Many immediately try to cross again. This is the main reason for the project. In previous years, the project was to walk in the desert, looking for migrants who were dehydrated or heat stressed because so many of them die every year trying to cross. The organisers realised that many of the serious cases were the ones who had tried to cross multiple times, and became more and more dehydrated and weak with each attempt. So we are in Nogales to try to send them off in slightly better shape, whatever their plans.
One fellow was trying to get over the fence close to the port. He was on his third attempt the other night and had made it over when the National Guard spotted him and gave chase. He ran and jumped back onto the fence. He slashed up his left arm on the razor wire, but managed to evade arrest. He came straight to us, where the nurse treated his cuts. The nurse knew him from previous attempts, and knew he was going to try again. So after closing up the wounds and wrapping the arm in gauze, he wrapped an extra layer of duct tape.
We have had problems with the coyotes - the men who take money from hopeful migrants to get them across the border illegally. For the most part, they are portrayed as ruthless capitalists who treat their clients like cargo, and they probably are. The fellows who have been hanging around our tent, however, have made an effort to be helpful and pleasant to us. They help us set up and take down, and most importantly, they help us talk to the migrants and get statements of abuse by the Border Patrol.
But they also do business, and this has become a problem. NMD does not want to become associated with particular coyotes, no matter how nice they are. Not only is it a crime in Mexico to be a coyote, but we have no idea what happens to the people if they do elect to hire our man for their next crossing. There was the case of Jonatan, who had been deported and was helping around the tent. We all thought it was out of gratitude, until someone spotted him recruiting for a coyote. It was tense because we all liked him, and he was being extremely helpful, but we could not make an exception for one, for fear of starting a turf war.
We still have not come to a clear policy on how to deal with Mexican volunteers, some of whom are legit, others who are using our goodwill to make a profit. But then I realised that they were here first. We are encroaching on their turf rather than the other way around. The coyotes have told us that they pay the chief of police US $20,000 per week to protect their turf. If any other coyotes try to recruit from the deportation port, they will be arrested.

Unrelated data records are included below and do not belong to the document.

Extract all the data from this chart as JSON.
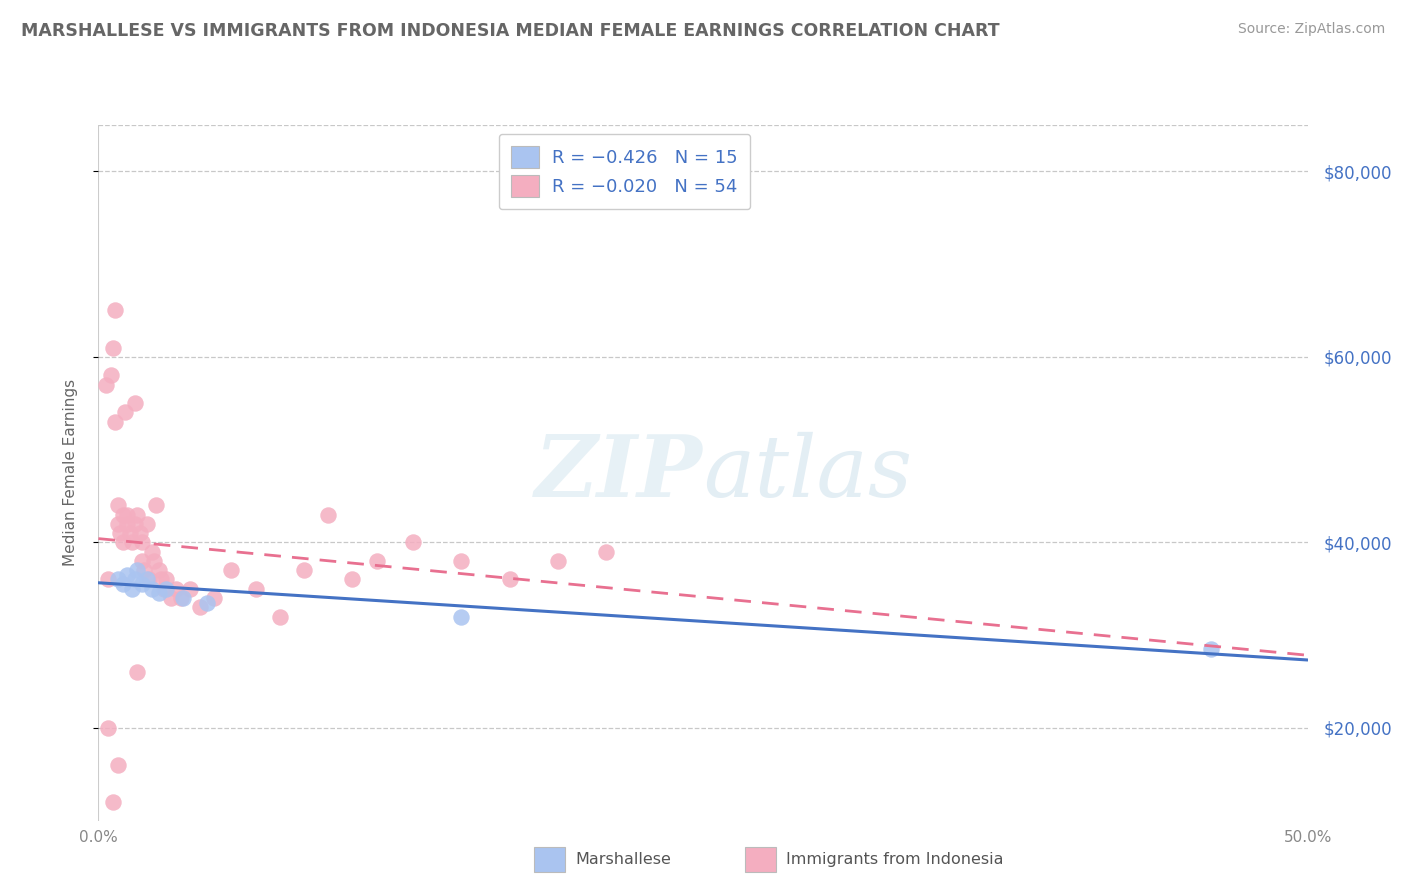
{
  "title": "MARSHALLESE VS IMMIGRANTS FROM INDONESIA MEDIAN FEMALE EARNINGS CORRELATION CHART",
  "source": "Source: ZipAtlas.com",
  "xlabel_bottom": [
    "Marshallese",
    "Immigrants from Indonesia"
  ],
  "ylabel": "Median Female Earnings",
  "xlim": [
    0.0,
    0.5
  ],
  "ylim": [
    10000,
    85000
  ],
  "yticks": [
    20000,
    40000,
    60000,
    80000
  ],
  "ytick_labels": [
    "$20,000",
    "$40,000",
    "$60,000",
    "$80,000"
  ],
  "xticks": [
    0.0,
    0.1,
    0.2,
    0.3,
    0.4,
    0.5
  ],
  "xtick_labels": [
    "0.0%",
    "",
    "",
    "",
    "",
    "50.0%"
  ],
  "legend_r_blue": "R = −0.426",
  "legend_n_blue": "N = 15",
  "legend_r_pink": "R = −0.020",
  "legend_n_pink": "N = 54",
  "blue_color": "#aac4f0",
  "pink_color": "#f4aec0",
  "blue_line_color": "#4472c4",
  "pink_line_color": "#e87090",
  "watermark_zip": "ZIP",
  "watermark_atlas": "atlas",
  "background_color": "#ffffff",
  "plot_bg_color": "#ffffff",
  "grid_color": "#c8c8c8",
  "title_color": "#666666",
  "axis_label_color": "#666666",
  "tick_color": "#888888",
  "right_tick_color": "#4472c4",
  "legend_text_color": "#4472c4",
  "blue_scatter_x": [
    0.008,
    0.01,
    0.012,
    0.014,
    0.015,
    0.016,
    0.018,
    0.02,
    0.022,
    0.025,
    0.028,
    0.035,
    0.045,
    0.15,
    0.46
  ],
  "blue_scatter_y": [
    36000,
    35500,
    36500,
    35000,
    36000,
    37000,
    35500,
    36000,
    35000,
    34500,
    35000,
    34000,
    33500,
    32000,
    28500
  ],
  "pink_scatter_x": [
    0.003,
    0.004,
    0.005,
    0.006,
    0.007,
    0.007,
    0.008,
    0.008,
    0.009,
    0.01,
    0.01,
    0.011,
    0.012,
    0.012,
    0.013,
    0.014,
    0.015,
    0.015,
    0.016,
    0.017,
    0.018,
    0.018,
    0.019,
    0.02,
    0.021,
    0.022,
    0.023,
    0.024,
    0.025,
    0.026,
    0.027,
    0.028,
    0.03,
    0.032,
    0.034,
    0.038,
    0.042,
    0.048,
    0.055,
    0.065,
    0.075,
    0.085,
    0.095,
    0.105,
    0.115,
    0.13,
    0.15,
    0.17,
    0.19,
    0.21,
    0.016,
    0.008,
    0.006,
    0.004
  ],
  "pink_scatter_y": [
    57000,
    36000,
    58000,
    61000,
    65000,
    53000,
    44000,
    42000,
    41000,
    43000,
    40000,
    54000,
    42000,
    43000,
    41000,
    40000,
    55000,
    42000,
    43000,
    41000,
    40000,
    38000,
    37000,
    42000,
    36000,
    39000,
    38000,
    44000,
    37000,
    36000,
    35000,
    36000,
    34000,
    35000,
    34000,
    35000,
    33000,
    34000,
    37000,
    35000,
    32000,
    37000,
    43000,
    36000,
    38000,
    40000,
    38000,
    36000,
    38000,
    39000,
    26000,
    16000,
    12000,
    20000
  ]
}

The dynamics of the border are surreal, and yet predictable. I'm told that there are holes in the fences that have been there for decades. The authorities leave them open and unpatrolled most of the time, and the highest paid coyotes know when they are patrolled. But when political pressure comes down on the Border Patrol, and they have to look like they are doing their job, they know that they can just go to the holes, as conveniently as going to their own refrigerator, and grab enough to appease the appetites-that-be.